Since we have deleted the disallowance made u/s 36(1)(va) allowing ground nos. 3 & 2 of the appeals for AYs 2017-18 and 2019- 20, all other grounds raised
by the assessee on merits in these two appeals are not adjudicated as the same would become academic at this stage.
9. In ground nos. 7 & 8 of the appeal for the AY 2017-18 the assessee contended as under: - 7. “That the Authorities below erred in confirming/sustaining the addition made of Rs.1,23,165/-. Income tax preparation assistant had mistakenly added (disallowance) this income in ITR form:- Particular In Income Tax Form Amount Remarks Interest on TDS Part A Ol-Other Information, clause no 8A(i) 6,114/- Interest on TDS is compensatory in nature, it will not be disallowed: However, the income tax preparer had already disallowed in Income Tax form, but LD. AO had disallowed it again in his order. It resulted in double addition to the Income. Donation Schedule BP, point no 23(Added) 1,17,051/- The income tax preparer had mistakenly added in Income tax form, but LD. A.O. had added again in his order. It resulted in double addition to the Income, is wholly unsustainable both on facts and in law.
8. That the Authorities below erred in confirming/sustaining the addition made of Rs.25,08,005/- on account of non-deduction of TDS. Income tax preparation assistant had mistakenly disallowed amount in Part A Ol-Other Information, clause no 8 A(a) of Rs.25,08,005/-. But, LD. AO had disallowed it again in his order. It resulted in double addition to the Income. It is wholly unsustainable both on facts and in law.”
10. As could be seen from the above grounds it was the contention of the assessee that in the return filed the assessee had already added back these two disallowances and therefore it is a double addition. We restore these grounds i.e. 7 & 8 for AY 2017-18 to the file of the Assessing Officer who shall verify the contentions of the assessee and if it is proved correct the additions shall stand deleted. Subject to verification the AO shall decide the issues in Page | 12 these grounds in accordance with law after providing adequate opportunity to the assessee.
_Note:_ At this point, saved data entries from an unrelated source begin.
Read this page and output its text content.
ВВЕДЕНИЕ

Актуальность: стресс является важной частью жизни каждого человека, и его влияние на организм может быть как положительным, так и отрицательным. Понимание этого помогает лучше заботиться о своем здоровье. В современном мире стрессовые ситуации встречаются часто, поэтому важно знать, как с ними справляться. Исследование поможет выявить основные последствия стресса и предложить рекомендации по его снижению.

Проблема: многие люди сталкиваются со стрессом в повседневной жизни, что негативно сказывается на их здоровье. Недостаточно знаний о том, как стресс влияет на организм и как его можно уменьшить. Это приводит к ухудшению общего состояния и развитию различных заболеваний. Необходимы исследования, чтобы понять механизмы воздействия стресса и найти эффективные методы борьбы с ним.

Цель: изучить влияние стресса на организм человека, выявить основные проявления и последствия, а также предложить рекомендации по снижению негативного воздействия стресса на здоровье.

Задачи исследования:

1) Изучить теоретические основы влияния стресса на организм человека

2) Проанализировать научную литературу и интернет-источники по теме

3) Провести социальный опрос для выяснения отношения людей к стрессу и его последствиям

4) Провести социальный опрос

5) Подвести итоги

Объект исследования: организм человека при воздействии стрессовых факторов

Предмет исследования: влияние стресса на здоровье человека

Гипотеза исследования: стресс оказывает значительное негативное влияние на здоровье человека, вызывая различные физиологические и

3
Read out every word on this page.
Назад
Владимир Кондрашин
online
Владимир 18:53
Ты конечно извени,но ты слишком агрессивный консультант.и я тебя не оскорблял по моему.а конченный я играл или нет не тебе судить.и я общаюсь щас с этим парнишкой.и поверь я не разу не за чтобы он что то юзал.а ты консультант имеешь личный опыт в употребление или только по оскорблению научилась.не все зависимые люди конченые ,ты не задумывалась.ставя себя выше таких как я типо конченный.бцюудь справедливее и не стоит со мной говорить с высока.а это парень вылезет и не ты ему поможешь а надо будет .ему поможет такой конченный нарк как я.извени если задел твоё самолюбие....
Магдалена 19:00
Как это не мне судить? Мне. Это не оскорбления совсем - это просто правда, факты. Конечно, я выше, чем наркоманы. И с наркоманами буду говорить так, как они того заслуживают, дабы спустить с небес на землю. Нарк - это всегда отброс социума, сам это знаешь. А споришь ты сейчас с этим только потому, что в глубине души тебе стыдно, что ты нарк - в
In the result, appeals of the assessee are partly allowed as indicated above.
Following the said decision we delete the adjustment made by the CPC in respect of employee’s contribution to PF and ESI made while processing the return u/s.143(1) of the Act. Grounds raised by the assessee are allowed.
In the result, the appeal of the assessee is allowed.
Order pronounced in the open court on 30.01.2026.